Voici aussi q ce qu'en dit AM Delcambre :
"Faire étudier dans les écoles au 21 ème s le « traité décisif » d’Averroès pour montrer que l’islam est compatible avec la raison , la modernité, le progrès, la laïcité etc..etc.. c’est plaquer sur Averroès-le pauvre homme- des problématiques qui n’étaient nullement les siennes. Averroès , au 12 ème s, était au service de la dynastie berbère des califes almohades- les Unitaires- partisans farouches de l’unicité de Dieu. Ces « Unitaires »= mouwahhidûn=almohades,avaient besoin d’une théologie nouvelle.
Averroès a eu les ambitions d’un intellectuel musulman de son époque ‘(Voir Dominique Urvoy « Les ambitions d’un intellectuel musulman, Paris Flammarion, 1998 , 253 p)
Averroès veut une théologie vivifiée par l’apport de la philosophie , avec l’élimination de la sèche rhétorique de la théologie dogmatique classique (kalâm).

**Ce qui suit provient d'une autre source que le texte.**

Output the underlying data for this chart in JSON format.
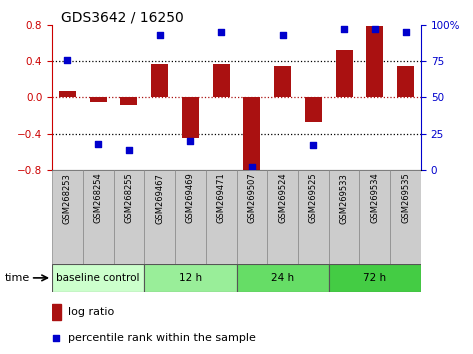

En fait avant les Almohades il y avait les Almoravides et les Almohades vont effectuer une réforme religieuse , un peu comme le protestantisme (par rapport au catholicisme).

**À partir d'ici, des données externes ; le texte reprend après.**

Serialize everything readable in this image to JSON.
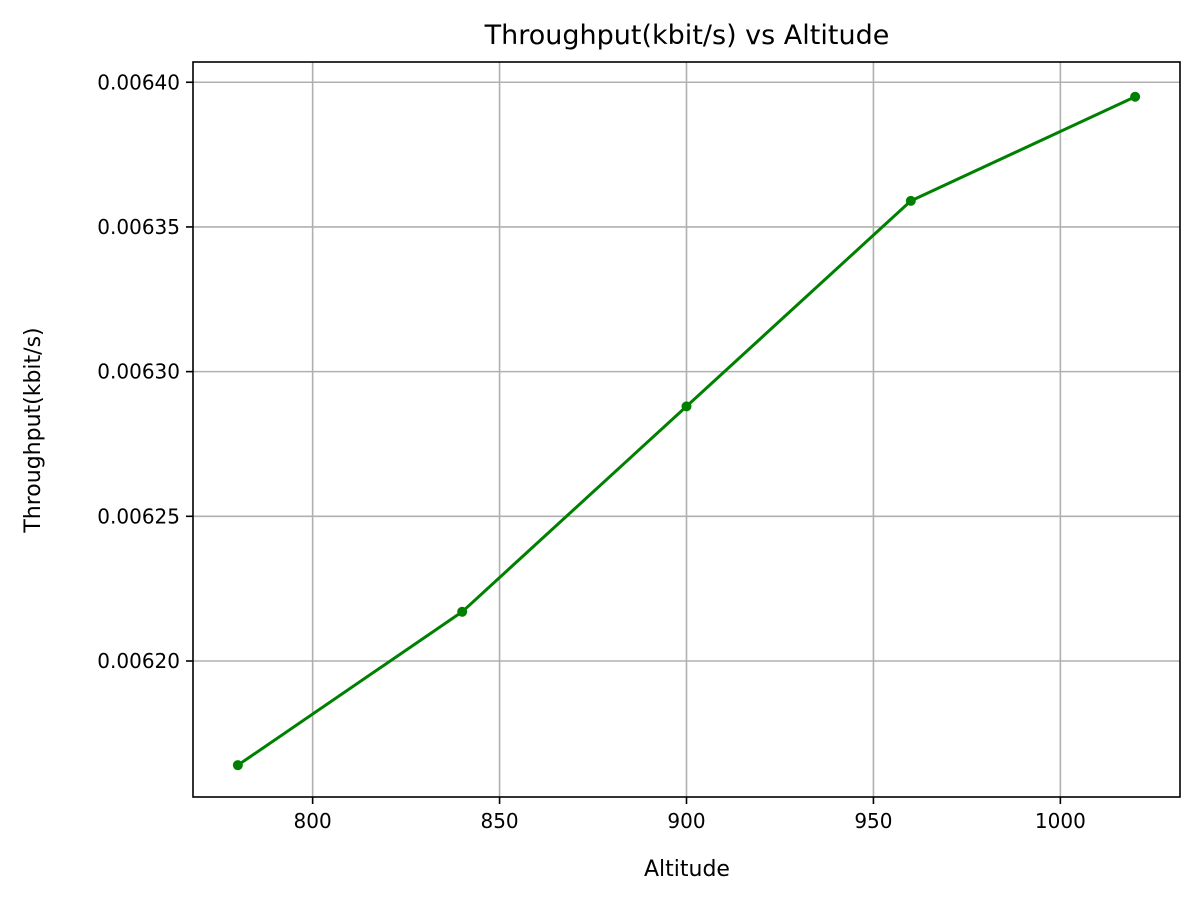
{
  "chart_data": {
    "type": "line",
    "title": "Throughput(kbit/s) vs Altitude",
    "xlabel": "Altitude",
    "ylabel": "Throughput(kbit/s)",
    "xlim": [
      768,
      1032
    ],
    "ylim": [
      0.006153,
      0.006407
    ],
    "xticks": [
      800,
      850,
      900,
      950,
      1000
    ],
    "xtick_labels": [
      "800",
      "850",
      "900",
      "950",
      "1000"
    ],
    "yticks": [
      0.0062,
      0.00625,
      0.0063,
      0.00635,
      0.0064
    ],
    "ytick_labels": [
      "0.00620",
      "0.00625",
      "0.00630",
      "0.00635",
      "0.00640"
    ],
    "grid": true,
    "series": [
      {
        "x": [
          780,
          840,
          900,
          960,
          1020
        ],
        "y": [
          0.006164,
          0.006217,
          0.006288,
          0.006359,
          0.006395
        ],
        "color": "#008000",
        "marker": "circle"
      }
    ]
  }
}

On ne peut pas comprendre l’idéologie des califes almohades si l’on ignore qui est Ibn Tumert (Tumart). C’est un berbère qui a étudié en Orient et qui a eu des maîtres de l’école châféite en droit musulman. Ibn Tumart est un berbère intransigeant . Pour lui il fallait impérativement livrer la guerre aux mauvais musulmans avant d’attaquer les infidèles.

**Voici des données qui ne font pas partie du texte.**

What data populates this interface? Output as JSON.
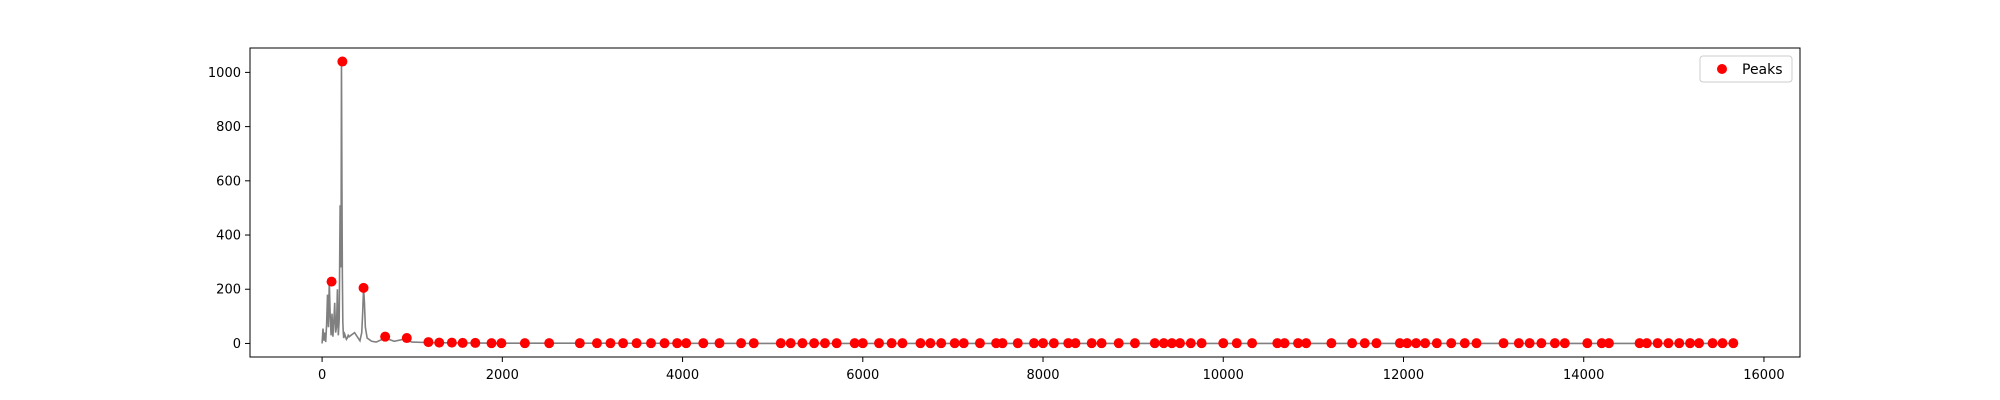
{
  "chart_data": {
    "type": "line",
    "xlim": [
      -800,
      16400
    ],
    "ylim": [
      -50,
      1090
    ],
    "xticks": [
      0,
      2000,
      4000,
      6000,
      8000,
      10000,
      12000,
      14000,
      16000
    ],
    "yticks": [
      0,
      200,
      400,
      600,
      800,
      1000
    ],
    "grid": false,
    "legend_position": "top-right",
    "colors": {
      "signal": "#808080",
      "peaks": "#ff0000",
      "axes": "#000000"
    },
    "signal": {
      "x": [
        0,
        10,
        20,
        30,
        40,
        50,
        60,
        70,
        80,
        90,
        100,
        110,
        120,
        130,
        140,
        150,
        160,
        170,
        180,
        190,
        200,
        210,
        215,
        220,
        225,
        230,
        235,
        240,
        250,
        260,
        270,
        280,
        290,
        300,
        320,
        340,
        360,
        380,
        400,
        420,
        440,
        450,
        460,
        470,
        480,
        500,
        550,
        600,
        700,
        800,
        900,
        1000,
        1200,
        1500,
        2000,
        3000,
        5000,
        8000,
        12000,
        15700
      ],
      "y": [
        0,
        55,
        10,
        40,
        5,
        70,
        180,
        60,
        230,
        100,
        30,
        110,
        25,
        80,
        150,
        40,
        60,
        200,
        30,
        90,
        510,
        280,
        1040,
        600,
        250,
        80,
        40,
        20,
        35,
        25,
        15,
        20,
        30,
        25,
        30,
        35,
        40,
        30,
        20,
        10,
        40,
        110,
        205,
        150,
        60,
        20,
        8,
        5,
        20,
        8,
        15,
        5,
        3,
        2,
        1,
        1,
        0,
        0,
        0,
        0
      ]
    },
    "legend": [
      {
        "label": "Peaks",
        "marker": "circle"
      }
    ],
    "peaks": {
      "x": [
        105,
        225,
        460,
        700,
        940,
        1180,
        1300,
        1440,
        1560,
        1700,
        1880,
        1990,
        2250,
        2520,
        2860,
        3050,
        3200,
        3340,
        3490,
        3650,
        3800,
        3940,
        4040,
        4230,
        4410,
        4650,
        4790,
        5090,
        5200,
        5330,
        5460,
        5580,
        5710,
        5910,
        6000,
        6180,
        6320,
        6440,
        6640,
        6750,
        6870,
        7020,
        7120,
        7300,
        7480,
        7550,
        7720,
        7900,
        8000,
        8120,
        8280,
        8360,
        8540,
        8650,
        8840,
        9020,
        9240,
        9340,
        9430,
        9520,
        9640,
        9760,
        10000,
        10150,
        10320,
        10600,
        10680,
        10830,
        10920,
        11200,
        11430,
        11570,
        11700,
        11960,
        12040,
        12140,
        12240,
        12370,
        12530,
        12680,
        12810,
        13110,
        13280,
        13400,
        13530,
        13680,
        13790,
        14040,
        14200,
        14280,
        14620,
        14700,
        14820,
        14940,
        15060,
        15180,
        15280,
        15430,
        15540,
        15660
      ],
      "y": [
        228,
        1040,
        205,
        25,
        20,
        5,
        3,
        3,
        2,
        2,
        1,
        1,
        1,
        1,
        1,
        1,
        1,
        1,
        1,
        1,
        1,
        1,
        1,
        1,
        1,
        1,
        1,
        1,
        1,
        1,
        1,
        1,
        1,
        1,
        1,
        1,
        1,
        1,
        1,
        1,
        1,
        1,
        1,
        1,
        1,
        1,
        1,
        1,
        1,
        1,
        1,
        1,
        1,
        1,
        1,
        1,
        1,
        1,
        1,
        1,
        1,
        1,
        1,
        1,
        1,
        1,
        1,
        1,
        1,
        1,
        1,
        1,
        1,
        1,
        1,
        1,
        1,
        1,
        1,
        1,
        1,
        1,
        1,
        1,
        1,
        1,
        1,
        1,
        1,
        1,
        1,
        1,
        1,
        1,
        1,
        1,
        1,
        1,
        1,
        1
      ]
    }
  }
}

POURQUOI AVERROES A-T-IL PREFERE LES ALMOHADES ? Sous les califes Almoravides ( des berbères aussi) , il n’y avait que des guerres dévastatrices entre chefs de guerre andalous.Avec l’arrivée des Almohades , l’ordre est rétabli. C’est le pouvoir vainqueur fondé sur la loi.
Oui , quel mensonge de présenter Averroès comme tolérant et pacifiste !!! Il ne le fut en aucune façon. Il était belliciste, partisan de la guerre.Rémi Brague rappelle l’homélie (sermon) , (en arabe khoutba) prononcée dans la grande mosquée et dans laquelle il appelait à la guerre sainte (jihâd) contre les royaumes chrétiens du nord.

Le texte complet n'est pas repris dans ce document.